Die ‚Künstlerischen Therapien‘ umfassen eine praxisorientierte Wissenschaftsdisziplin, die auf natur- und sozialwissenschaftlichen, medizinischen und psychologischen Erkenntnissen sowie Methoden basiert.
Im Zentrum ihrer Arbeit stehen das Leiden und die Bedürfnisse von Menschen unter der besonderen Berücksichtigung von deren Lebensrealität, deren Erwartungen, Bedürfnissen und Motiven, deren Teilhabe- und Mitgestaltungsfähigkeit. Bei den Künstlerischen Therapien wird davon ausgegangen, dass jeder Mensch in der Lage ist, auf kreative Weise zu seiner Gesundheit beizutragen.

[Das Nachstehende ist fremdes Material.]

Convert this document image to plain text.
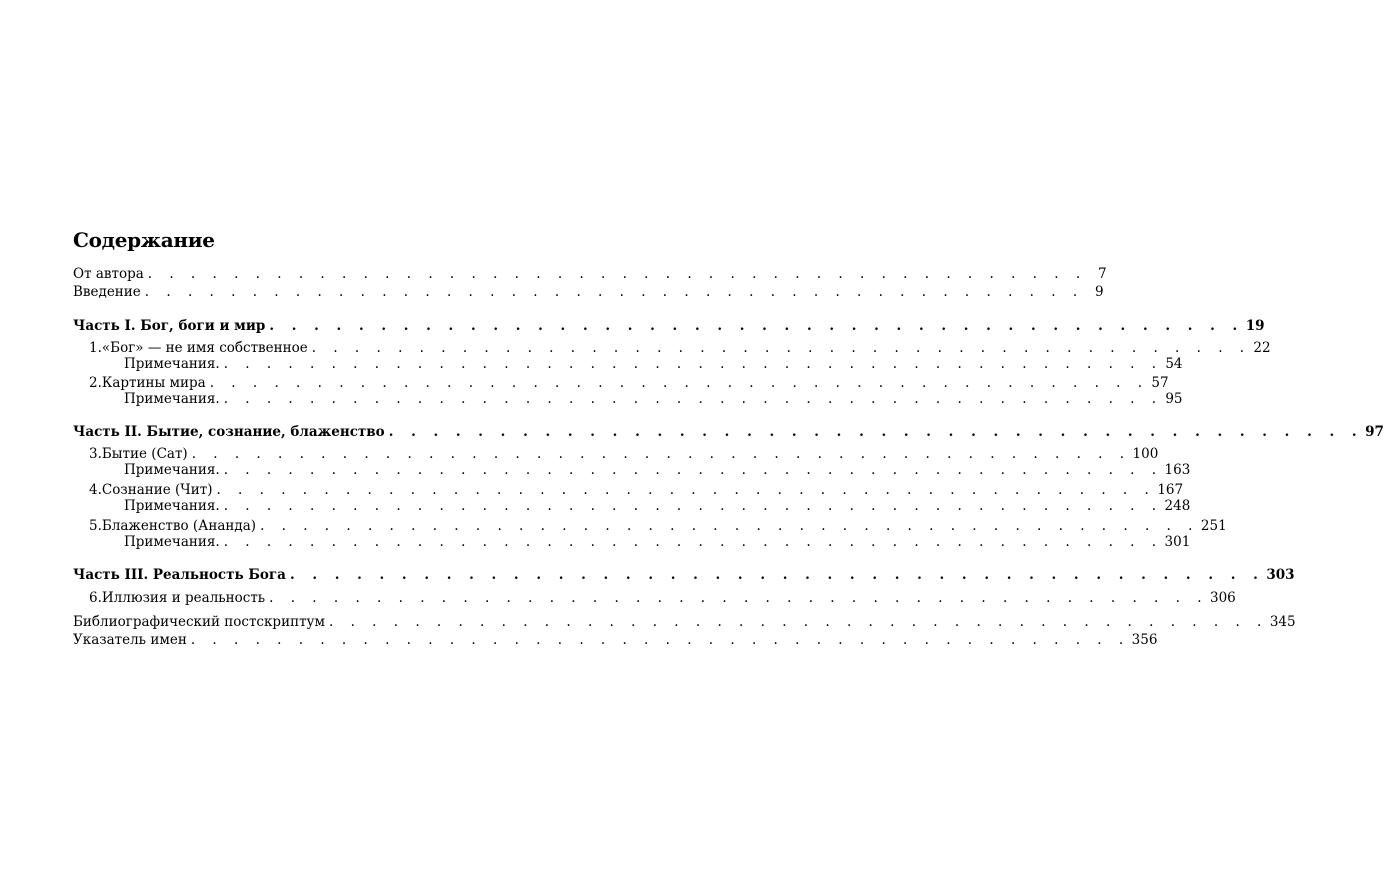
Содержание
От автора . . . . . . . . . . . . . . . . . . . . . . . . . . . . . . . . . . . . . . . . . . . . 7
Введение . . . . . . . . . . . . . . . . . . . . . . . . . . . . . . . . . . . . . . . . . . . . 9
Часть I. Бог, боги и мир . . . . . . . . . . . . . . . . . . . . . . . . . . . . . . . . . . . . . . . . . . . . 19
1. «Бог» — не имя собственное . . . . . . . . . . . . . . . . . . . . . . . . . . . . . . . . . . . . . . . . . . . . 22
Примечания. . . . . . . . . . . . . . . . . . . . . . . . . . . . . . . . . . . . . . . . . . . . . 54
2. Картины мира . . . . . . . . . . . . . . . . . . . . . . . . . . . . . . . . . . . . . . . . . . . . 57
Примечания. . . . . . . . . . . . . . . . . . . . . . . . . . . . . . . . . . . . . . . . . . . . . 95
Часть II. Бытие, сознание, блаженство . . . . . . . . . . . . . . . . . . . . . . . . . . . . . . . . . . . . . . . . . . . . 97
3. Бытие (Сат) . . . . . . . . . . . . . . . . . . . . . . . . . . . . . . . . . . . . . . . . . . . . 100
Примечания. . . . . . . . . . . . . . . . . . . . . . . . . . . . . . . . . . . . . . . . . . . . . 163
4. Сознание (Чит) . . . . . . . . . . . . . . . . . . . . . . . . . . . . . . . . . . . . . . . . . . . . 167
Примечания. . . . . . . . . . . . . . . . . . . . . . . . . . . . . . . . . . . . . . . . . . . . . 248
5. Блаженство (Ананда) . . . . . . . . . . . . . . . . . . . . . . . . . . . . . . . . . . . . . . . . . . . . 251
Примечания. . . . . . . . . . . . . . . . . . . . . . . . . . . . . . . . . . . . . . . . . . . . . 301
Часть III. Реальность Бога . . . . . . . . . . . . . . . . . . . . . . . . . . . . . . . . . . . . . . . . . . . . 303
6. Иллюзия и реальность . . . . . . . . . . . . . . . . . . . . . . . . . . . . . . . . . . . . . . . . . . . . 306
Библиографический постскриптум . . . . . . . . . . . . . . . . . . . . . . . . . . . . . . . . . . . . . . . . . . . . 345
Указатель имен . . . . . . . . . . . . . . . . . . . . . . . . . . . . . . . . . . . . . . . . . . . . 356
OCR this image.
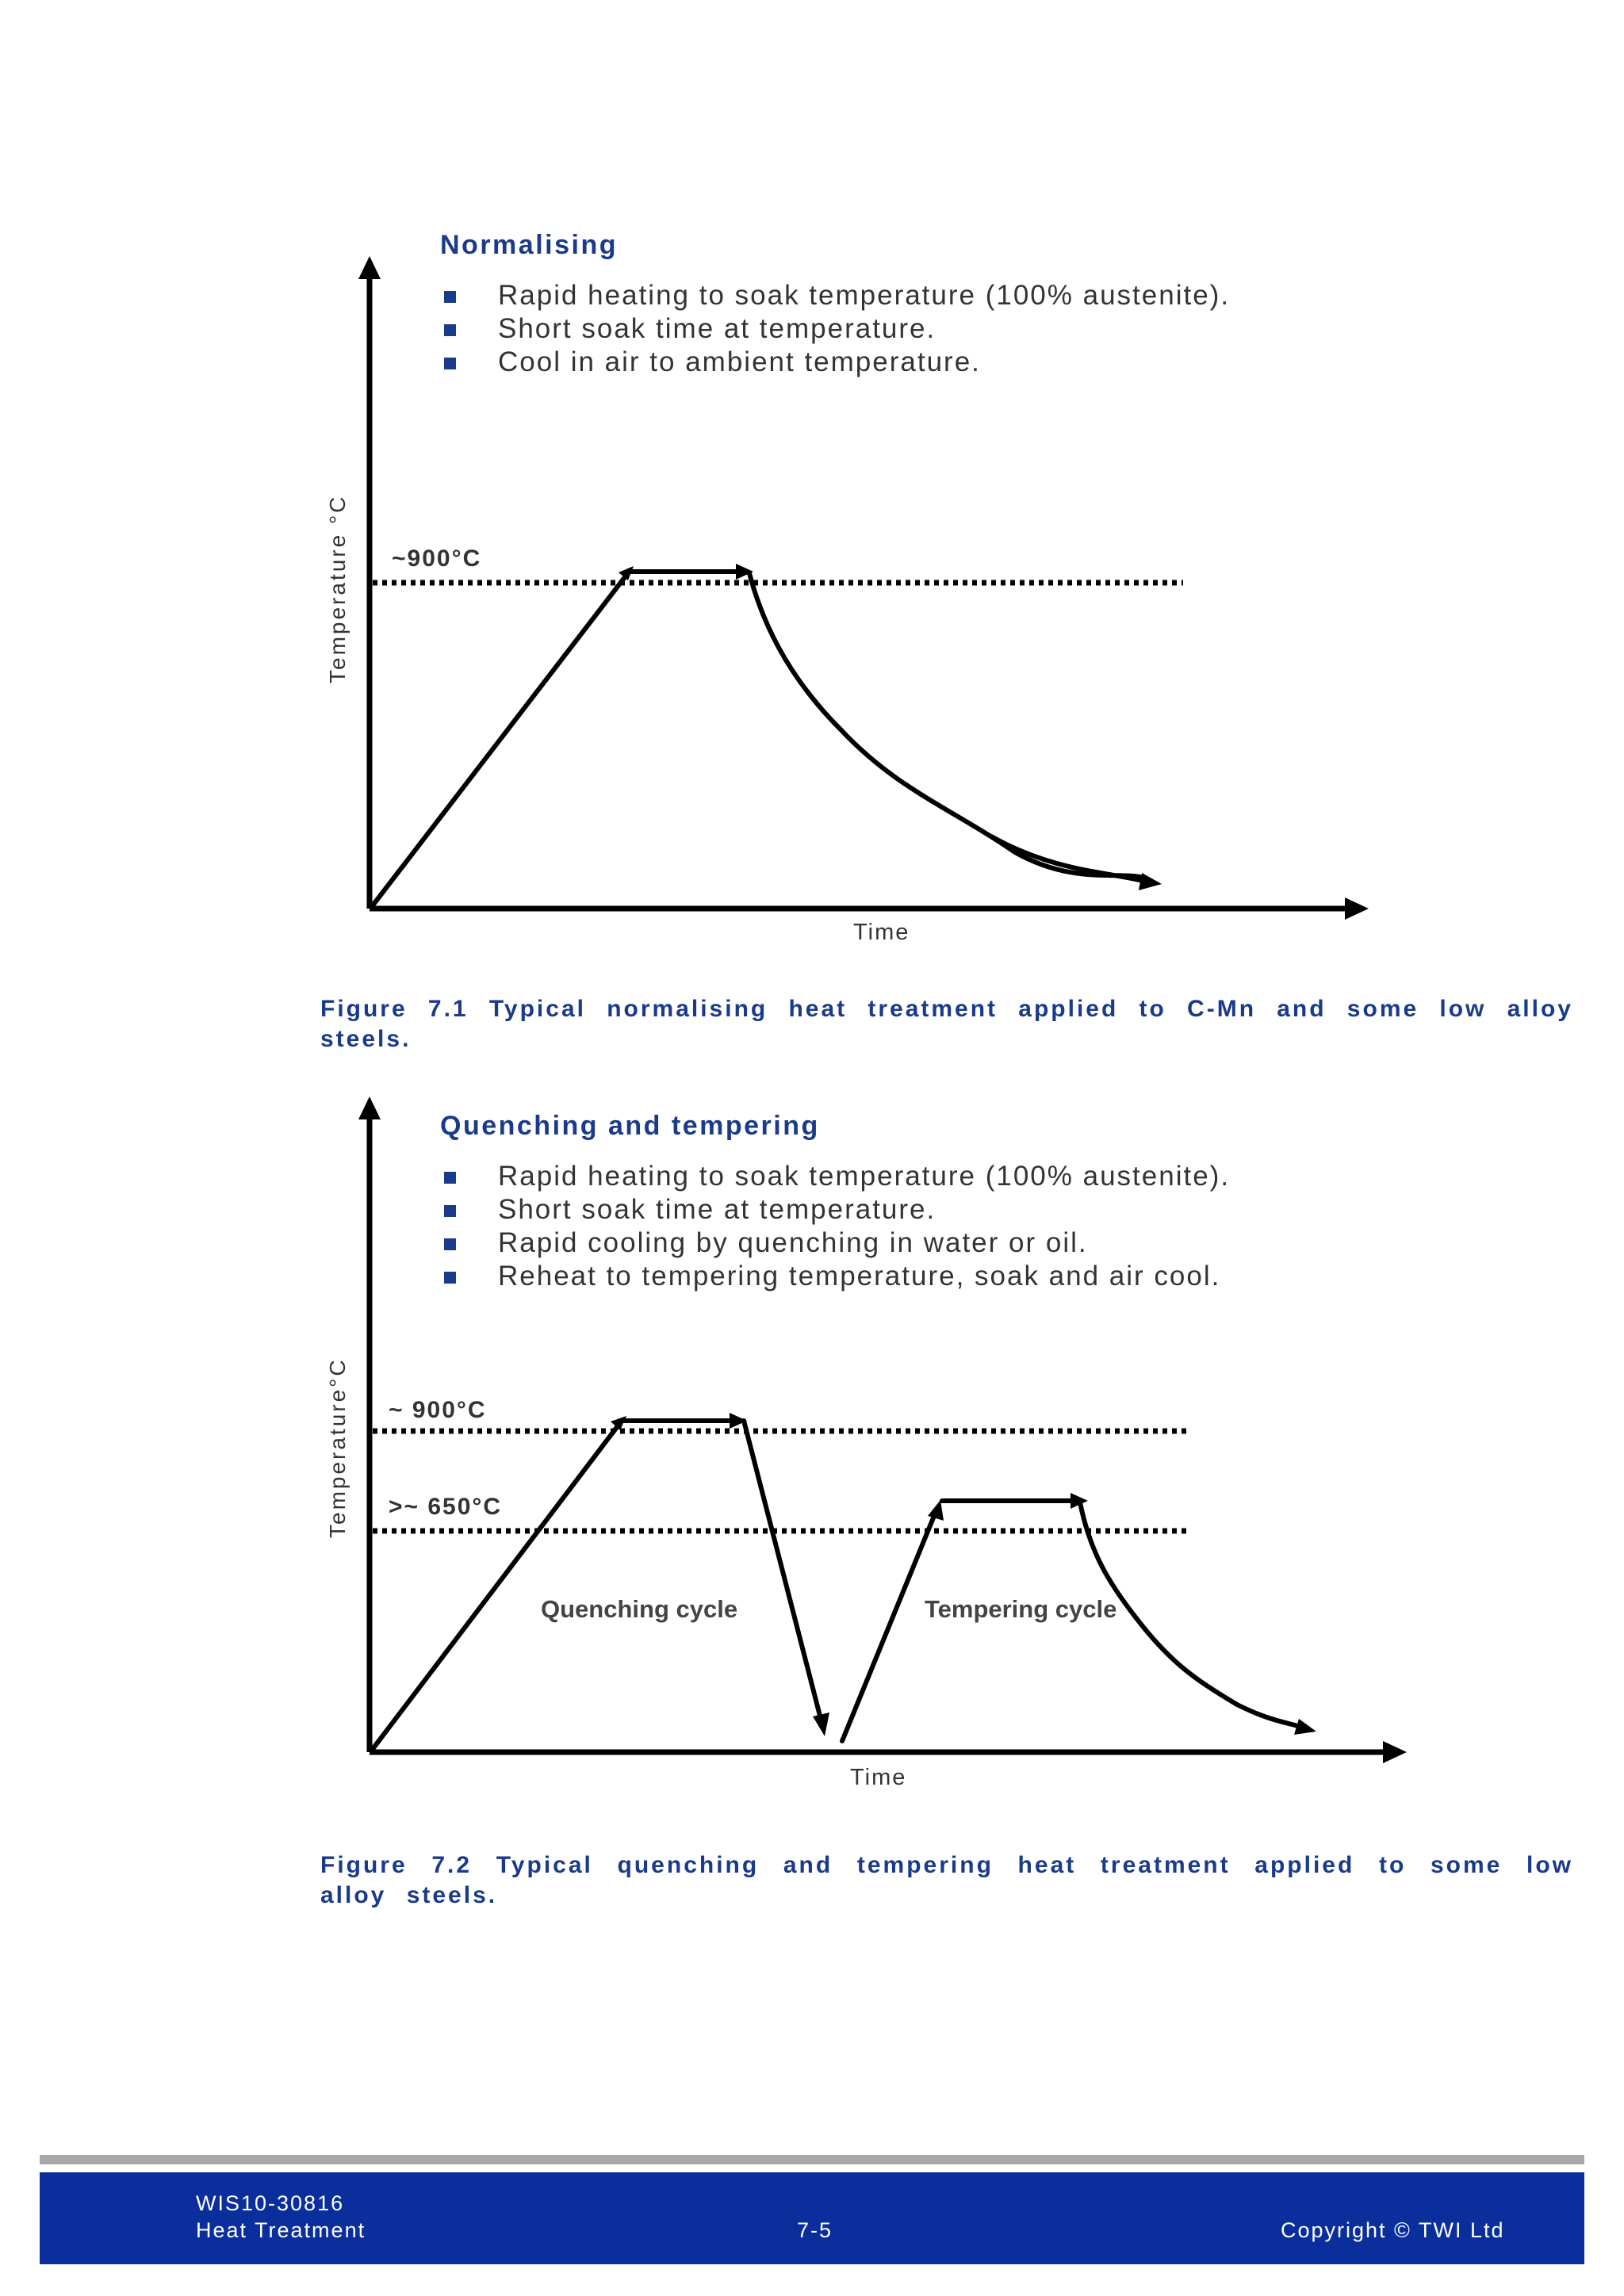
Normalising
Rapid heating to soak temperature (100% austenite).
Short soak time at temperature.
Cool in air to ambient temperature.
Temperature °C ~900°C
Time
Figure 7.1 Typical normalising heat treatment applied to C-Mn and some low alloy steels.
Quenching and tempering
Rapid heating to soak temperature (100% austenite).
Short soak time at temperature.
Rapid cooling by quenching in water or oil.
Reheat to tempering temperature, soak and air cool.
Temperature°C ~ 900°C
>~ 650°C
Quenching cycle	Tempering cycle
Time
Figure 7.2 Typical quenching and tempering heat treatment applied to some low alloy steels.
WIS10-30816
Heat Treatment	7-5	Copyright © TWI Ltd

Wesentlich ist ihnen die Grundannahme, dass das bildnerische Tun auf der aktiv-gestaltenden als auch auf der passiv- rezeptiven Ebene den Menschen zu beeindrucken und zu bewegen vermag. Dabei wird ihr Blick auf die individuellen Gestaltungsmöglichkeiten des Einzelnen, auf die vorhandenen Ressourcen und auf die Aktivierung des schöpferischen Potenzials des Menschen gerichtet. Durch die Unterstützung der körperlich, seelisch und geistig regulierenden und stabilisierenden Kräfte sind sie krankheitsvorbeugend wie -bewältigend.
Dem künstlerischen Werk und dem symbolischen Bildinhalt wird damit eine eigenständige therapeutische Ressource zugewiesen, die aus sich heraus Heilkräfte aktiviert und dann, wie ein homöopathisches Mittel Wirkkräfte entfalten kann, die einen heilenden Prozess einleiten oder auslösen können. Nicht immer steht eine gemeinsame Sprache zur Verfügung und nicht immer findet der Patient für das Erlebte Worte.
Patienten mit schweren Depressionen oder anderen Erkrankungen finden kaum zu einer Verbalisierung und können über das Medium der Künste einen Weg des Verständnisses und der Kommunikation entdecken. All diese Menschen haben das Bedürfnis verstanden zu werden.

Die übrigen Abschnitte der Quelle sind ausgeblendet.